Major players in the casual dining space across America are operating a parallel strategy: Launch new digital brands operated via ghost kitchens that appropriate their existing ingredients into indulgent hangover food items. These menus focus on only a few such items, for instance Outback Steakhouse’s “Tender Shack” has effectively two choices: “Dang Good” fried tenders and “Nashville Hot AF Tenders” that can be ordered as a combo, on their own, or in sandwich form. Further, the items that are offered bolster names that sound as though some middle manager was tasked with producin titles that are “trendy” and “young”. They’re loud, they’re aggressive, and yes they’re a bit out of touch, but these restaurants are all clearly trying here.

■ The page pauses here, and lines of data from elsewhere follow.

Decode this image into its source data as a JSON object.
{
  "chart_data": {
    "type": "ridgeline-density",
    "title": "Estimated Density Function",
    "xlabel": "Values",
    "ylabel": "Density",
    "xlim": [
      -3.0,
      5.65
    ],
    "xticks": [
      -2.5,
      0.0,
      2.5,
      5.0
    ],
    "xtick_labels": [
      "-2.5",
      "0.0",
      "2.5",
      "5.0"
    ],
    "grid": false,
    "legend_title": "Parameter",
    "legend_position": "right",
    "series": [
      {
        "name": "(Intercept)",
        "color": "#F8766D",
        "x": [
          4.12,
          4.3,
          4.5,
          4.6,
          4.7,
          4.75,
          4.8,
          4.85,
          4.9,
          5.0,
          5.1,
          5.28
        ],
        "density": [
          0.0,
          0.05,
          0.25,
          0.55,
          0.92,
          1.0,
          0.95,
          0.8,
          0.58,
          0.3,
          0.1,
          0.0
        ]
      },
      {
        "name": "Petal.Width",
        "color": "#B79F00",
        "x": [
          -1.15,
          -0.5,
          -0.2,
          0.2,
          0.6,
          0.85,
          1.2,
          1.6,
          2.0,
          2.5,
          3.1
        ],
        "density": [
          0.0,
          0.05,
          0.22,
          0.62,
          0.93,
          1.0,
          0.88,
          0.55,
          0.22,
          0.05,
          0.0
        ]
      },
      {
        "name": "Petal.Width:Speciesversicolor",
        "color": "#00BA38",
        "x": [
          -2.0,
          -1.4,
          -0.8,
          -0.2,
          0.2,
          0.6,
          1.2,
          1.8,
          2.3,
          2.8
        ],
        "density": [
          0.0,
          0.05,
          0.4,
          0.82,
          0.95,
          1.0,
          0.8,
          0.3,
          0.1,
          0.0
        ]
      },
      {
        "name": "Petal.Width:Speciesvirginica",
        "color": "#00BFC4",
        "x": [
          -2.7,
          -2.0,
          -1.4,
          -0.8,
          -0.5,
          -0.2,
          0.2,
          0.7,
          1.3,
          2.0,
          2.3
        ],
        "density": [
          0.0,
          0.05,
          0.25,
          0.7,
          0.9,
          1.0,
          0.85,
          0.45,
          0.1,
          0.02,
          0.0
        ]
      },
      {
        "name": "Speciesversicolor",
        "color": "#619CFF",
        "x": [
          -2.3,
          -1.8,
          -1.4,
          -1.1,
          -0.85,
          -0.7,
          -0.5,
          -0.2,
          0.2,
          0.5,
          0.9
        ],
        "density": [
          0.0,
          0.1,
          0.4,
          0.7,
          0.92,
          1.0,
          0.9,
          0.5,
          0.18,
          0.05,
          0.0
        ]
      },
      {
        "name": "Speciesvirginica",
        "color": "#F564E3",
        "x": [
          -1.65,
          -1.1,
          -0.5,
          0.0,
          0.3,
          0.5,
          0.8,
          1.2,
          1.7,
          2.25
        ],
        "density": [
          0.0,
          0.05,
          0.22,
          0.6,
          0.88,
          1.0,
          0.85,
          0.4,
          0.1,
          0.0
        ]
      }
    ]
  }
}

Trying to make their brands accessible and enticing to a new audience.
Restaurants like IHOP and TGI Friday’s feel worn out and old, which is ok if you’re forty and it's a wednesday morning but not if you’re twenty three and you have a hundred different alternatives. Disconnected from the younger generation, these brands are looking for an in by any means. Look no further for evidence of this than the partnership between IHOP and Noah Schnapp - the Netflix Stranger Things teenage actor. Facilitated by Nextbite, the delivery-only food brand launching service, IHOP fulfills orders for Schnapp’s new “restaurant” TenderFix. If you remove the logo, TenderFix and Tender Shack could be the same restaurant. TenderFix serves two fried chicken sandwiches, with side options as follows: waffle fries, chocolate chip cookie, brownie. That’s it. That’s the entire menu. They didn’t even try. Why aren’t they called “Walloping Waffle Fries” or something like that?
This is about as clear of a branding play as you could imagine. Schnapp slaps his name on some chicken, IHOP makes that chicken, and Schnapp’s fans eat that chicken. That’s the gist of it. Now Nextbite deserves an article of its own, but there are two things important to note here. The first is the strategy description on its website: Data mining, trends, psychographic analysis. Basically, Nextbite is doing the same thing TikTok does to get you to keep watching videos. The company is finding the simplest dopamine rush possible to get people to buy food - in this case it's glutinous chicken sandwiches. The second is that Nextbite also runs IHOP’s “Super Megga Dilla”. Yeah, the Pizza Quesadilla place.
As their existing audience ages out, the evolution of these brands depends on catering to Gen-Z. Will this be entirely through virtual brands? And will these virtual brands wholly dependent on branding be able to hold weight in the next decade?